Ivano-Frankivsk.. or Stanislav of 1942..

It was 1942, and the Jews from Portugal, Spain and England that escaped persecution by way of Poland were among hundreds of thousands living and prospering in the area of conquered Russian Prikarpatye. Inside it was a small city, nearly 300 years old, Stanislav, with over fifty synagogues, yeshivas and a Jewish population that lived there since the start, invited by King Pototsky. So integral to it, that at founding of the city, the flag displayed a Jew sitting on a bushel next to.
Then Hungarian army showed up, running from the Nazis. They said to Jews to run  but Jews didn’t even think to. They survived the famines and the Soviets and the pogroms of early 1920’s.  This time they would not.
  Germans came and rounded up the Jews into a ghetto.

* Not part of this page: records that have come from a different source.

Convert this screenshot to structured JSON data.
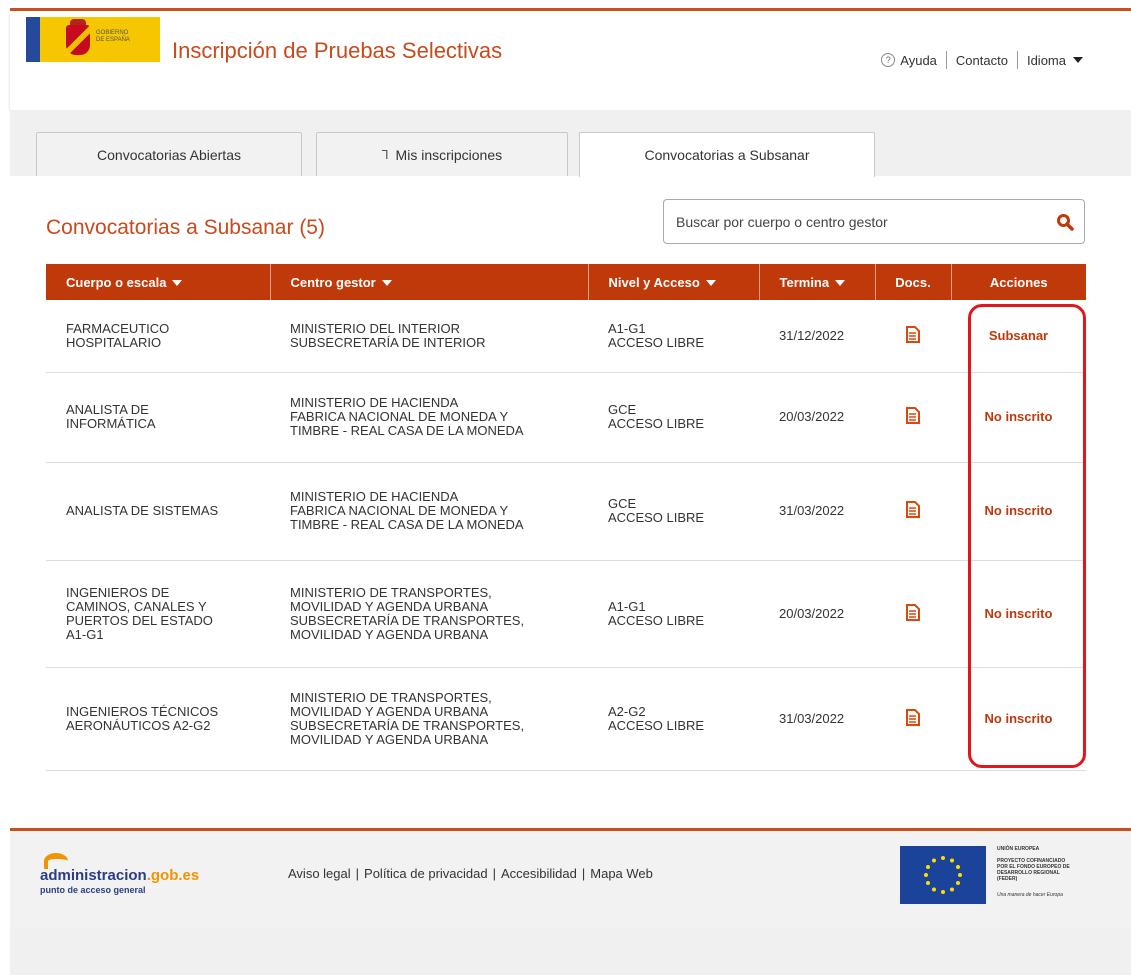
{
  "header": {
    "gov_logo_text": [
      "GOBIERNO",
      "DE ESPAÑA"
    ],
    "title": "Inscripción de Pruebas Selectivas",
    "help": "Ayuda",
    "contact": "Contacto",
    "language": "Idioma"
  },
  "tabs": [
    {
      "label": "Convocatorias Abiertas",
      "active": false
    },
    {
      "label": "Mis inscripciones",
      "active": false,
      "icon": "lock-icon"
    },
    {
      "label": "Convocatorias a Subsanar",
      "active": true
    }
  ],
  "main": {
    "title": "Convocatorias a Subsanar (5)",
    "search_placeholder": "Buscar por cuerpo o centro gestor"
  },
  "table": {
    "headers": {
      "cuerpo": "Cuerpo o escala",
      "centro": "Centro gestor",
      "nivel": "Nivel y Acceso",
      "termina": "Termina",
      "docs": "Docs.",
      "acciones": "Acciones"
    },
    "rows": [
      {
        "cuerpo": [
          "FARMACEUTICO",
          "HOSPITALARIO"
        ],
        "centro": [
          "MINISTERIO DEL INTERIOR",
          "SUBSECRETARÍA DE INTERIOR"
        ],
        "nivel": [
          "A1-G1",
          "ACCESO LIBRE"
        ],
        "termina": "31/12/2022",
        "action": "Subsanar"
      },
      {
        "cuerpo": [
          "ANALISTA DE",
          "INFORMÁTICA"
        ],
        "centro": [
          "MINISTERIO DE HACIENDA",
          "FABRICA NACIONAL DE MONEDA Y",
          "TIMBRE - REAL CASA DE LA MONEDA"
        ],
        "nivel": [
          "GCE",
          "ACCESO LIBRE"
        ],
        "termina": "20/03/2022",
        "action": "No inscrito"
      },
      {
        "cuerpo": [
          "ANALISTA DE SISTEMAS"
        ],
        "centro": [
          "MINISTERIO DE HACIENDA",
          "FABRICA NACIONAL DE MONEDA Y",
          "TIMBRE - REAL CASA DE LA MONEDA"
        ],
        "nivel": [
          "GCE",
          "ACCESO LIBRE"
        ],
        "termina": "31/03/2022",
        "action": "No inscrito"
      },
      {
        "cuerpo": [
          "INGENIEROS DE",
          "CAMINOS, CANALES Y",
          "PUERTOS DEL ESTADO",
          "A1-G1"
        ],
        "centro": [
          "MINISTERIO DE TRANSPORTES,",
          "MOVILIDAD Y AGENDA URBANA",
          "SUBSECRETARÍA DE TRANSPORTES,",
          "MOVILIDAD Y AGENDA URBANA"
        ],
        "nivel": [
          "A1-G1",
          "ACCESO LIBRE"
        ],
        "termina": "20/03/2022",
        "action": "No inscrito"
      },
      {
        "cuerpo": [
          "INGENIEROS TÉCNICOS",
          "AERONÁUTICOS A2-G2"
        ],
        "centro": [
          "MINISTERIO DE TRANSPORTES,",
          "MOVILIDAD Y AGENDA URBANA",
          "SUBSECRETARÍA DE TRANSPORTES,",
          "MOVILIDAD Y AGENDA URBANA"
        ],
        "nivel": [
          "A2-G2",
          "ACCESO LIBRE"
        ],
        "termina": "31/03/2022",
        "action": "No inscrito"
      }
    ]
  },
  "footer": {
    "admin_logo": {
      "main_a": "administracion",
      "main_b": ".gob.es",
      "sub": "punto de acceso general"
    },
    "links": [
      "Aviso legal",
      "Política de privacidad",
      "Accesibilidad",
      "Mapa Web"
    ],
    "eu_text": [
      "UNIÓN EUROPEA",
      "PROYECTO COFINANCIADO",
      "POR EL FONDO EUROPEO DE",
      "DESARROLLO REGIONAL",
      "(FEDER)",
      "Una manera de hacer Europa"
    ]
  },
  "colors": {
    "accent": "#c0390b",
    "title": "#c84a1d",
    "highlight": "#e3161c"
  }
}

But so many Jews lived in the area that to fit them all  they had to take them to the forests. Surviving locals said machine gun sounds filled the air and would not stop for days. Then more were brought into the ghetto from surrounding towns and more were taken to the cemetery and forests never to return.
  I sit inside a room, that was the ghetto, I went down the unpaved road to the cemetery, I went inside the grey walls of insane asylum that used to be the torture house, into it’s quaint green courtyard as lightning struck around me as if God was angry, at being reminded of a memory he hoped he could forget. We drove up to a bank of a man made lake, famous for the rashes it gave bathing children and I looked upon the “lovers’ island”, beneath the soil where thousands upon thousands lie still today. And we drove down streets, where instead of light, bodies hung dangling on street light posts.
     What evils do, men do when ordered, what evils men do when they choose to not see humans, and loose humanity within themselves.
“They left in sixties, then in seventies and then the last left in the nineties.” Said Boris the Professor and Policeman of the last Jews that left this Jewish town.
“And then one year, I was at the cemetery, and a delegation came from Israel with flags and I straightened out like a soldier, and gave a salute to the puzzled men who by me passed.”
“I come here often,” he said to me “To this cemetery. When I need help, or have a difficult decision. They speak to me here. They help me out. Sometimes they laugh at me.”
“When I was a kid, hanging here in sixties, the ground would be in patches of blue and green where phosphorus of mass graves to surface would come up.”
“The hundred thousand dead is just a guess. The Soviets were not too keen to figure out. They’re digging still and there is much more still to dig.”

 

 

 

   There ahead of us, bellow the rose colored rain clouds, inside the long grass that came up to waist, were hidden graves, and rubble of the headstones used for German driveways and for roads. And trees and branches took over other graves, concrete crumbling at edges. A headstone lay buried in the grass, a bullet crater in the granite where name of man that died in 1939 had used to be. We left in hurry, G-d was angry, the lightning started to surround this sad and sacred place, and thunder thundered, and tears began to wash the pavement and all the dead began to drink.

 

 

 

 

1 thought on “Ivano-Frankivsk.. or Stanislav of 1942..”

  1. Plaza near movie theater Kosmos has terrible but related story, if still there… be careful stepping on those stones…Potozkiy was not a King.Andrzej Potocki (Field Crown Hetman) build Stanislaw in 1663 and name it to the honor of his father.